President Vladimir Putin signed a decree Thursday ordering the transfer of the Sakhalin-2 oil and gas project in Far East Russia to a new domestic operator in response to “unfriendly” Western sanctions and threats to Russia’s national interests and economic security.
Foreign investors will be required to apply to retain their existing shares in the new limited liability company within a month, according to the decree.
The Russian government will then decide whether to allow foreign shareholders to keep their stake.
If they are rejected, the government will sell the foreign shareholder’s stake and keep the proceeds in the shareholder’s special account.
Putin’s decree said the proceeds could either be sent to the foreign shareholder or kept to pay for unspecified damages.
Russian state energy giant Gazprom, which owns a majority stake of 50% plus one share in Sakhalin-2’s current operator, the Sakhalin Energy Investment Company, will keep its stake in the new entity.
British multinational Shell, which owns a 27.5% stake, said in late February it intends to sell its shares and end its partnership with Gazprom in response to the Ukraine war.
Japanese trading houses Mitsui and Mitsubishi, which own 12.5% and 10% in Sakhalin-2’s operator, respectively, said they were studying Putin’s decree.

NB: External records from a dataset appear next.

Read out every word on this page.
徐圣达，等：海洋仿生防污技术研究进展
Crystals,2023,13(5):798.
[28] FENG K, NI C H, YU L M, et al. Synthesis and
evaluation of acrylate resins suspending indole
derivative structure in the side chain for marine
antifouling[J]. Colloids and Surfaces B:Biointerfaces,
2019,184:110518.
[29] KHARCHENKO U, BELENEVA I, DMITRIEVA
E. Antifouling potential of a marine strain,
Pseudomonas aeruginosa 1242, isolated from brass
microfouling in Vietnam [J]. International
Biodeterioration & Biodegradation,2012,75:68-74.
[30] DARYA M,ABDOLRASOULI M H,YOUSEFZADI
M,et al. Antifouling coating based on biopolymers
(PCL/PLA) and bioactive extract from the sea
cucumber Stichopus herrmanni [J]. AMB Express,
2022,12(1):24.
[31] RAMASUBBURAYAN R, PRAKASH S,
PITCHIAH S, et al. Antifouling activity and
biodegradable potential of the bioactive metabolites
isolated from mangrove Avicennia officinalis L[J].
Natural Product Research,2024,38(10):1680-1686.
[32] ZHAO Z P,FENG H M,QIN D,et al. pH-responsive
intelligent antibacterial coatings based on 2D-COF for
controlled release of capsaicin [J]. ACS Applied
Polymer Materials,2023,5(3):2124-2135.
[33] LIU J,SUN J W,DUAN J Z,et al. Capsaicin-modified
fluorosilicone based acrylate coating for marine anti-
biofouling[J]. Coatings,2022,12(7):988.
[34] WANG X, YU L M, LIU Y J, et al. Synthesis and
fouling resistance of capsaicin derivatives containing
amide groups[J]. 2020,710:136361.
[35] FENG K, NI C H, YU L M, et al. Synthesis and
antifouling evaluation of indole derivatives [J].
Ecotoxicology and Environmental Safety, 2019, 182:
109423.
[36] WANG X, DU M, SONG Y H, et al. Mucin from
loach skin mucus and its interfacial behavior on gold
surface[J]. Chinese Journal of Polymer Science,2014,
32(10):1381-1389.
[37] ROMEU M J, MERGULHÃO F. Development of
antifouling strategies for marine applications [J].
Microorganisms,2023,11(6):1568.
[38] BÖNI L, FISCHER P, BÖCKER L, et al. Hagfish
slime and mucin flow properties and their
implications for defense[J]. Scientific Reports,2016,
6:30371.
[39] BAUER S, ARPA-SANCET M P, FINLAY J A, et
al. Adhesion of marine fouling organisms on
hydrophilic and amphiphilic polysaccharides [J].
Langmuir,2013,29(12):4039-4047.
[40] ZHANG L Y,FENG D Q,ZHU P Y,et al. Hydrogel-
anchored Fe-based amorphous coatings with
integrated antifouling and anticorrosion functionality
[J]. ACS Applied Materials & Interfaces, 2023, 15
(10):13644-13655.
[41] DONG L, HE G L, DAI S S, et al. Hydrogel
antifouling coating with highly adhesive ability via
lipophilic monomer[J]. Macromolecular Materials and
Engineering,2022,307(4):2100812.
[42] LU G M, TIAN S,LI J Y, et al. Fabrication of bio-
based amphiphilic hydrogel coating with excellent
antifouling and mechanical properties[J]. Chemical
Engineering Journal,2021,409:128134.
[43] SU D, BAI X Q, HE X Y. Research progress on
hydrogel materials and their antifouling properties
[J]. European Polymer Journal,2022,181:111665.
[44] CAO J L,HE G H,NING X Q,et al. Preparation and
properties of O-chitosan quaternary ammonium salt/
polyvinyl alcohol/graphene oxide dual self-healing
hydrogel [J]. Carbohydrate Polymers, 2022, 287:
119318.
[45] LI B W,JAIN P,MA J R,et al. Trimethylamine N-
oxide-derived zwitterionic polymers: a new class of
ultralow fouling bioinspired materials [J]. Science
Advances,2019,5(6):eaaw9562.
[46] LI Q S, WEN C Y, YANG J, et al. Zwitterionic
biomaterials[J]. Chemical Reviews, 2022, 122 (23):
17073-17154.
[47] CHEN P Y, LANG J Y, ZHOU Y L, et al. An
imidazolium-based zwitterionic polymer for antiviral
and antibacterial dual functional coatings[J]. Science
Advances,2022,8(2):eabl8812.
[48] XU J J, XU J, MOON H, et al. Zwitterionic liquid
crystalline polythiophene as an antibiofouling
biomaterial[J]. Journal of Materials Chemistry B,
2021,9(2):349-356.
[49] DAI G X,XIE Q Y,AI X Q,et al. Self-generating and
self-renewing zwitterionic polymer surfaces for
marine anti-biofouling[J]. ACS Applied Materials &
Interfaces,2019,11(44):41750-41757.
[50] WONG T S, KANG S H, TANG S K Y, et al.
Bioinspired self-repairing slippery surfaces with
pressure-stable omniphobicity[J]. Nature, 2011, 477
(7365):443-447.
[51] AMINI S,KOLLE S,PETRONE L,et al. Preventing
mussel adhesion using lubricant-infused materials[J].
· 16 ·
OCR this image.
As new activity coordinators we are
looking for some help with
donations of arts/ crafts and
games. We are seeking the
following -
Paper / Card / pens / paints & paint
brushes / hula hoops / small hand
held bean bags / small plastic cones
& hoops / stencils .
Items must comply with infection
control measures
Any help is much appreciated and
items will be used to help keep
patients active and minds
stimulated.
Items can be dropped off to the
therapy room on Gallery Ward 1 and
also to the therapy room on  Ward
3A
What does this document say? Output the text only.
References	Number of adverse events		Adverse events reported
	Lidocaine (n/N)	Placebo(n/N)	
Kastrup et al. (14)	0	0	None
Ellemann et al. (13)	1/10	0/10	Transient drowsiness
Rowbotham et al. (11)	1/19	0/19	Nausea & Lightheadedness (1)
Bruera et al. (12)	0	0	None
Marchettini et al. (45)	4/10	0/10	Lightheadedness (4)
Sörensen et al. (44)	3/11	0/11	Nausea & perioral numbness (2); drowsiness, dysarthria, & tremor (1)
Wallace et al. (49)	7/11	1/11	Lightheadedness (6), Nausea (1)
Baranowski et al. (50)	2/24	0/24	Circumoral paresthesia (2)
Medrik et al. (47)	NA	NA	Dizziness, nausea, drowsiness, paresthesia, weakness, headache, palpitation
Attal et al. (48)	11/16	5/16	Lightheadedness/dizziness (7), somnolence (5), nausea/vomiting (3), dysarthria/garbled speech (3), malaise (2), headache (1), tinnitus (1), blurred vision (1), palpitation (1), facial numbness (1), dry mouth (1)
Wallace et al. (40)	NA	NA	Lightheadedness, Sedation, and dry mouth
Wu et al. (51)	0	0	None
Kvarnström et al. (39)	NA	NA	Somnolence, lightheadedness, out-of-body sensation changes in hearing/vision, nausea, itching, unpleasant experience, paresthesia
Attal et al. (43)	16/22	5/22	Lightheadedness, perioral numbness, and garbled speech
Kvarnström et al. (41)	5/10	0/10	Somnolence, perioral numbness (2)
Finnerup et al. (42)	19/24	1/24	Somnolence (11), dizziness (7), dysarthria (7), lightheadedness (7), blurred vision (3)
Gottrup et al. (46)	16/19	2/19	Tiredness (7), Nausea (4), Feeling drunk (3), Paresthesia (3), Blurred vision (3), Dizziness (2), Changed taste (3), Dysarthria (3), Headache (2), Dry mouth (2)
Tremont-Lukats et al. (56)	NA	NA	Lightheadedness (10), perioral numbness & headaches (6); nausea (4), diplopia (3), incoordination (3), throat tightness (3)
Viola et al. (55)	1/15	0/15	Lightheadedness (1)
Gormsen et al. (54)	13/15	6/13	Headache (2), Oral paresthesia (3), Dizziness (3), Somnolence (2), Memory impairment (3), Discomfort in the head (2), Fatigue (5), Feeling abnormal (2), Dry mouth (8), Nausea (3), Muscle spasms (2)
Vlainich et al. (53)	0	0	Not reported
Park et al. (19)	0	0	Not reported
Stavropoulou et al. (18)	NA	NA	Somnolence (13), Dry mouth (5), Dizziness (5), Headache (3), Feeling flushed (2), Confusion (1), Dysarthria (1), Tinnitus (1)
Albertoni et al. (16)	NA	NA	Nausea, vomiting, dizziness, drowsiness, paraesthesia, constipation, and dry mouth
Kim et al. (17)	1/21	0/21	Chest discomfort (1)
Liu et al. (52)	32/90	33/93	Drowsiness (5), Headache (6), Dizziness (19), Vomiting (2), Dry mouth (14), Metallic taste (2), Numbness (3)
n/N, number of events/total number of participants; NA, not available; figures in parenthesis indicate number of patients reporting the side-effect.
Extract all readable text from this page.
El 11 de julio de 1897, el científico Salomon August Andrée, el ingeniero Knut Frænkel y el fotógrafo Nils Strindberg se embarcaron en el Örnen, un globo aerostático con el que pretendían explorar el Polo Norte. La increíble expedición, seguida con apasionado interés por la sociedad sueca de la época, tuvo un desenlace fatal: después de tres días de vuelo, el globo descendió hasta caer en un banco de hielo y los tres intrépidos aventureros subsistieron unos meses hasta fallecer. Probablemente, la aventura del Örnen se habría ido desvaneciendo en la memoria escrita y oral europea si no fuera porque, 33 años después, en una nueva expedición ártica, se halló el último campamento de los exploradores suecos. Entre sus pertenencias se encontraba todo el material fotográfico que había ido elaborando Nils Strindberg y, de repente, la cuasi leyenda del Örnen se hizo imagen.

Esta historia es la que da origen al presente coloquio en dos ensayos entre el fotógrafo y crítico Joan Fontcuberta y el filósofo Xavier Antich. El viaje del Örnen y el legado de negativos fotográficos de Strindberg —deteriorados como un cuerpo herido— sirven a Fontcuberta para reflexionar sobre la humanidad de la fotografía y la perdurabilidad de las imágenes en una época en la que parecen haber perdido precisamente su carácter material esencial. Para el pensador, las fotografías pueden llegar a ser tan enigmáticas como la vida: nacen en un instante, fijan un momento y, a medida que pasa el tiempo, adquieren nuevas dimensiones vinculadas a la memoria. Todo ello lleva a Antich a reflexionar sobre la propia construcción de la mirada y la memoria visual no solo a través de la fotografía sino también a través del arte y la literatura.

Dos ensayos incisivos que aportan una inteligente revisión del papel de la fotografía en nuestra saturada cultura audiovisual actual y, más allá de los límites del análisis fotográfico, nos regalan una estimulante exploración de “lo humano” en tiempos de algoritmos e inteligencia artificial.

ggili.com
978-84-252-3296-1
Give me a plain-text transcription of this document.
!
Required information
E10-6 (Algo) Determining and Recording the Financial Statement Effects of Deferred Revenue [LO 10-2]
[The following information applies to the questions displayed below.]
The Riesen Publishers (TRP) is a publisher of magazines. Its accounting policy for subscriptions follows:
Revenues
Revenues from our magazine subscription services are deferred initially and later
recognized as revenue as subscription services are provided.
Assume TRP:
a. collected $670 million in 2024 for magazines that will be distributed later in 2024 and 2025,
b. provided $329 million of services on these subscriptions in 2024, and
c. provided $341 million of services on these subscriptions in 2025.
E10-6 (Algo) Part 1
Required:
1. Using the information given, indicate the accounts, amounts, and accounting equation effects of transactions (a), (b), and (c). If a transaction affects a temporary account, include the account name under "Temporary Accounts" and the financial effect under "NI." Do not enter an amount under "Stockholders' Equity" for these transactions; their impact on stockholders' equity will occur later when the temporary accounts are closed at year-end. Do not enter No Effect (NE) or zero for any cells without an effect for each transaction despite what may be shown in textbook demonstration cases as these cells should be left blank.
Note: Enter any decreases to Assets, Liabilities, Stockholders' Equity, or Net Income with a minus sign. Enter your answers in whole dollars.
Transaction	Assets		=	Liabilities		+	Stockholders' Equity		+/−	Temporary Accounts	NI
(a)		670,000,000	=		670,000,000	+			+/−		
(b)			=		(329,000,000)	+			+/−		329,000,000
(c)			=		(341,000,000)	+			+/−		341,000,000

The companies’ stock fell by at least 5% at the news on Friday.
Japan’s cabinet representative said in response to the decree that “our interests in our country’s resources must not be undermined.”
Japan, which has coordinated with the United States and its allies on sanctions in retaliation to Russia’s invasion of Ukraine, has stressed the need to secure stable energy supplies through interests in Sakhalin projects.
Around 6 million of the estimated 10 million tons of liquefied natural gas (LNG) produced by Sakhalin-2 go to Japan, accounting for 10% of its LNG imports.